Private sector funding can help deal with the housing crisis if the Government provides an enabling environment to cushion investors and land.

It is possible to revamp the public medical insurer and turning it into the National Health Insurance Fund to complement the investments in developing infrastructure in public hospitals. Attaining food security and expanding manufacturing would be the real test to President Kenyatta’s legacy. Lessons can be taken from the past, when Kenya was food-reliant and systems in the agricultural sector worked. Extension officers would visit farms to teach best practices and arrest diseases before they became a crisis.

Credit and certified inputs were readily available to farmers through the Agricultural Finance Corporation – before its plunder. All indications are that Kenya is now richer than ever before, meaning there would be no reason for not reverting to the structures that have worked before, with focus on the farmer.

A pooling system for mechanisation of farming is one such initiative where specialised tools could be made available to groups to enhance their yields. It would be futile to allocate large budgets for agriculture, as we have seen with the Galana/Kulalu Food food security project that gobbled up billions of shillings and delivered little.

With manufacturing, again, the priority should be small and medium enterprises that are currently stifled by layers of licensing regulations. Before we dream of building cars and heavy equipment, there are easier and more practical commodities that are consumed by the masses that we can manufacture locally.
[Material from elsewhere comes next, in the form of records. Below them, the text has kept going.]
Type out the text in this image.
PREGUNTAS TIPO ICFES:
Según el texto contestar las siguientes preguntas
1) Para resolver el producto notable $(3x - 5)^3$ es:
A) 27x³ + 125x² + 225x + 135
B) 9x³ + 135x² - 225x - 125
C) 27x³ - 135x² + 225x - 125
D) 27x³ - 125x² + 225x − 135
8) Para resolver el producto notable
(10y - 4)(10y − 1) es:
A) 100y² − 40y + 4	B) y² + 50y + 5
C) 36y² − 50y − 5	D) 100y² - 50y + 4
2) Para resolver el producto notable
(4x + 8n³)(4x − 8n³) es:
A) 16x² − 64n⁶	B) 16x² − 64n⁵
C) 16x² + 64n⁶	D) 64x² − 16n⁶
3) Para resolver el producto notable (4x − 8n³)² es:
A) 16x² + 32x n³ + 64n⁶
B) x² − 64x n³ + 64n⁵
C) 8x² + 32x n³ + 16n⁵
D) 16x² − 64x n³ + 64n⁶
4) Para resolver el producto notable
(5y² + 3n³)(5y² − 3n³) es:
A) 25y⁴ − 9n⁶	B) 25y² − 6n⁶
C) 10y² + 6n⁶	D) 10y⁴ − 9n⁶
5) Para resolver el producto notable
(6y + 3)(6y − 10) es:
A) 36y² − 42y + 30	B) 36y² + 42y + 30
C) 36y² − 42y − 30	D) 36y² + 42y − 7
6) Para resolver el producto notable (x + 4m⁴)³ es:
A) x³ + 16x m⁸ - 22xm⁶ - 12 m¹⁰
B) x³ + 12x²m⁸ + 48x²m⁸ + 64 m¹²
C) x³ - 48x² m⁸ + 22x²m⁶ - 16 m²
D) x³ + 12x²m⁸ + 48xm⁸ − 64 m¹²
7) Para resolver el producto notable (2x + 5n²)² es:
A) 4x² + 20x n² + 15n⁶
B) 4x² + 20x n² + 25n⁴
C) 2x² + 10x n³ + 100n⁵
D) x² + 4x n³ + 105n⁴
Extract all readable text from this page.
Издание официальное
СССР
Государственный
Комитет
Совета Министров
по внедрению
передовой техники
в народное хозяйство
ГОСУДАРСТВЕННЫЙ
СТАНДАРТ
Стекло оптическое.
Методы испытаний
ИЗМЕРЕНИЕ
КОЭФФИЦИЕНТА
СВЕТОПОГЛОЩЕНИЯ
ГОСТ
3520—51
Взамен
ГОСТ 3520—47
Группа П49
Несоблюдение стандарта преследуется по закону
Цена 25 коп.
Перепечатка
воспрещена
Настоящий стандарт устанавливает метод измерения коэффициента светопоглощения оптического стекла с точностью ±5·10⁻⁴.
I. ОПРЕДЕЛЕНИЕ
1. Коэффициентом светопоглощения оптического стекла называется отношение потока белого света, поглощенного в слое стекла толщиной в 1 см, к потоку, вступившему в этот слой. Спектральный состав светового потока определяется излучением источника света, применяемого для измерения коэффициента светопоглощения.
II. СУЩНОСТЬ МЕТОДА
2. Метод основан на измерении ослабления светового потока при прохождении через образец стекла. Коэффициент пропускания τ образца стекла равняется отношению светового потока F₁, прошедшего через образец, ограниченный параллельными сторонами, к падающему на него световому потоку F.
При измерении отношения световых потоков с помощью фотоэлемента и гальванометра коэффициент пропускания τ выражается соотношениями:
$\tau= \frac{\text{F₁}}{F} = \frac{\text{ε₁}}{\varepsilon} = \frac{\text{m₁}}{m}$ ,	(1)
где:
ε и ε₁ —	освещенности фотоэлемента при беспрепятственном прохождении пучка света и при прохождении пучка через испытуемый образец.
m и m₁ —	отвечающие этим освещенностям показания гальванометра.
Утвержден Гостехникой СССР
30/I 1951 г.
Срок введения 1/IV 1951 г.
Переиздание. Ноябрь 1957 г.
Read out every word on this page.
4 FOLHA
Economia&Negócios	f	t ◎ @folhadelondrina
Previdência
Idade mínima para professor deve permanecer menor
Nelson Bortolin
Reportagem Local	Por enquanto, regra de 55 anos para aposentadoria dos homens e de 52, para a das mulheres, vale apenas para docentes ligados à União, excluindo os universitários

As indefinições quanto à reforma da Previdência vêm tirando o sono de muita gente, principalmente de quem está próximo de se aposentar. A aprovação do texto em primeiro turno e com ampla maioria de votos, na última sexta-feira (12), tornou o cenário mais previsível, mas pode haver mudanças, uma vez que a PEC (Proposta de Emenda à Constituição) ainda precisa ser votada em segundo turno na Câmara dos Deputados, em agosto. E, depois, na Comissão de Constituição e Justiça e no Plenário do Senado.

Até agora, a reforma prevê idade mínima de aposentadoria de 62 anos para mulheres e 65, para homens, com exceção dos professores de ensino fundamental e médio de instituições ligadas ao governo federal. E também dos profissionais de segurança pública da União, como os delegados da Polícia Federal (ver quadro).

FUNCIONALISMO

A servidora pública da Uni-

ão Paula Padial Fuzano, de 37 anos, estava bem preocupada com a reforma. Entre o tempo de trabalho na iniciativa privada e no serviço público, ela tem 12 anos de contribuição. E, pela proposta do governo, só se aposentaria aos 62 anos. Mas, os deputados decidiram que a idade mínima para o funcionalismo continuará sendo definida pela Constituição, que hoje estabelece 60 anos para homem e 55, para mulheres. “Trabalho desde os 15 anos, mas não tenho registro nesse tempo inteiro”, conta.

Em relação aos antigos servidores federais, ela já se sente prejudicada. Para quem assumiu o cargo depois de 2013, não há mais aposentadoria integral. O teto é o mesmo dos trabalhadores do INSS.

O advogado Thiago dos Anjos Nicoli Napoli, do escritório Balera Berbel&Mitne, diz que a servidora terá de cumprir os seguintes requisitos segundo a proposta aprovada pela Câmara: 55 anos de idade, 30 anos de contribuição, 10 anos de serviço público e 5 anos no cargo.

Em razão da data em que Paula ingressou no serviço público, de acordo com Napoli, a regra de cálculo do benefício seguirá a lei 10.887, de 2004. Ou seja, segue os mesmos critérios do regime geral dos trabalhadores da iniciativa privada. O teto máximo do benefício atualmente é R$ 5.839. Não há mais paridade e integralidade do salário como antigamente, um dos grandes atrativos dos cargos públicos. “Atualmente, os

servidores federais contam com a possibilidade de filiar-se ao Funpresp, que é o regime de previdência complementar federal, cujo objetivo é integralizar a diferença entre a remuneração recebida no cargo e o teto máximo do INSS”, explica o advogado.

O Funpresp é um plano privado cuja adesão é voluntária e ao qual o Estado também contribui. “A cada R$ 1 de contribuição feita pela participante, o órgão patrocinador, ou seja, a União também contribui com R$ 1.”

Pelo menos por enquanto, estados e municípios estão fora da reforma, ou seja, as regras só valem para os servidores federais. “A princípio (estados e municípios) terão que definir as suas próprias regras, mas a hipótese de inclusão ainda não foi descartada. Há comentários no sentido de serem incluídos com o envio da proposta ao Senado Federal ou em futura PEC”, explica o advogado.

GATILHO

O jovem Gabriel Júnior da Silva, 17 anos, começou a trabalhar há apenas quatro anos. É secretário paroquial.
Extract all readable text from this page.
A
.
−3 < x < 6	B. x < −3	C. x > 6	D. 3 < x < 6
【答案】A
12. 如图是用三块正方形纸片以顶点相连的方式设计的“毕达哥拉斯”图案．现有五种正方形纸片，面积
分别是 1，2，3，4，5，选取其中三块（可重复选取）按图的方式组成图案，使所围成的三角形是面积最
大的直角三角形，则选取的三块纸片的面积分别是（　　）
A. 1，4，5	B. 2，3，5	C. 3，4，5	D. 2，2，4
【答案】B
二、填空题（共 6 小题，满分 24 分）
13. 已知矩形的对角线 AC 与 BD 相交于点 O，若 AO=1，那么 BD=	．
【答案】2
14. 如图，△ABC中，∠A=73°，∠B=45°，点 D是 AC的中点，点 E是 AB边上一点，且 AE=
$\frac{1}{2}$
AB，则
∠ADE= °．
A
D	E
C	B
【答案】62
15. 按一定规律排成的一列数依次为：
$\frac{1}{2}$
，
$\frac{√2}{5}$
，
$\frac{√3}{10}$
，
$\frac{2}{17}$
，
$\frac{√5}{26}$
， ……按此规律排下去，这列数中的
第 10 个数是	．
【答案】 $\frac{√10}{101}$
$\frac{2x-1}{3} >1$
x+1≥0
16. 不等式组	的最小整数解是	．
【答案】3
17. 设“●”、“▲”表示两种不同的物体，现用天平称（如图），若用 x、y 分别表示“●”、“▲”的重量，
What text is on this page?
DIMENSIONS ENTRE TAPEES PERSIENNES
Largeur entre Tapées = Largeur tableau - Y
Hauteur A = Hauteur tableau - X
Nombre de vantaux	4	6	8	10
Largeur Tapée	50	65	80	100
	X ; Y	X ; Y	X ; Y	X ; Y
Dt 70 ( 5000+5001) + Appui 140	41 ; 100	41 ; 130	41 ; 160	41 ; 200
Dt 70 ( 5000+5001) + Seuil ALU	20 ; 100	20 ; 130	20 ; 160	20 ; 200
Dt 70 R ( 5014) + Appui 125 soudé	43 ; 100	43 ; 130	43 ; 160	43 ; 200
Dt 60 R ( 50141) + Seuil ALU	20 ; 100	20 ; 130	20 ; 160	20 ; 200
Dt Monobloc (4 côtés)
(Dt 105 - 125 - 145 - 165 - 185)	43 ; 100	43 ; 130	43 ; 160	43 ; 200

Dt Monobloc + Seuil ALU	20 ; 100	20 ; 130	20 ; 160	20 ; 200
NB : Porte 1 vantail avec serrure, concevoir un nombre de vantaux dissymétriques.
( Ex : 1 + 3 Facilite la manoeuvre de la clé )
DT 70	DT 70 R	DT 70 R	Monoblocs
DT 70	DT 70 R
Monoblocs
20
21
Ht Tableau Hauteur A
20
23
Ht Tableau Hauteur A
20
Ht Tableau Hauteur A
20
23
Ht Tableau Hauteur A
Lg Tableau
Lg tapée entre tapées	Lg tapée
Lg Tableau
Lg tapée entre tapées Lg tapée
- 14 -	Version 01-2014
Policies that cushion small local industries from global competition should be put in place urgently, including heavy tariffs to discourage importation and spur manufacturing. Other more developed countries have embraced protectionism in attempts to protect their budding industries.

Finally, we must acknowledge that we erred in closing down and ‘upgrading’ technical colleges into universities that are producing graduates the economy does not need.

Perhaps we should consider reverting the polytechnics to middle-level training institutions with a bias to offering technical skills to support the manufacturing dream – rather than the thousands of degree holders who cannot do half the work of a diploma graduate.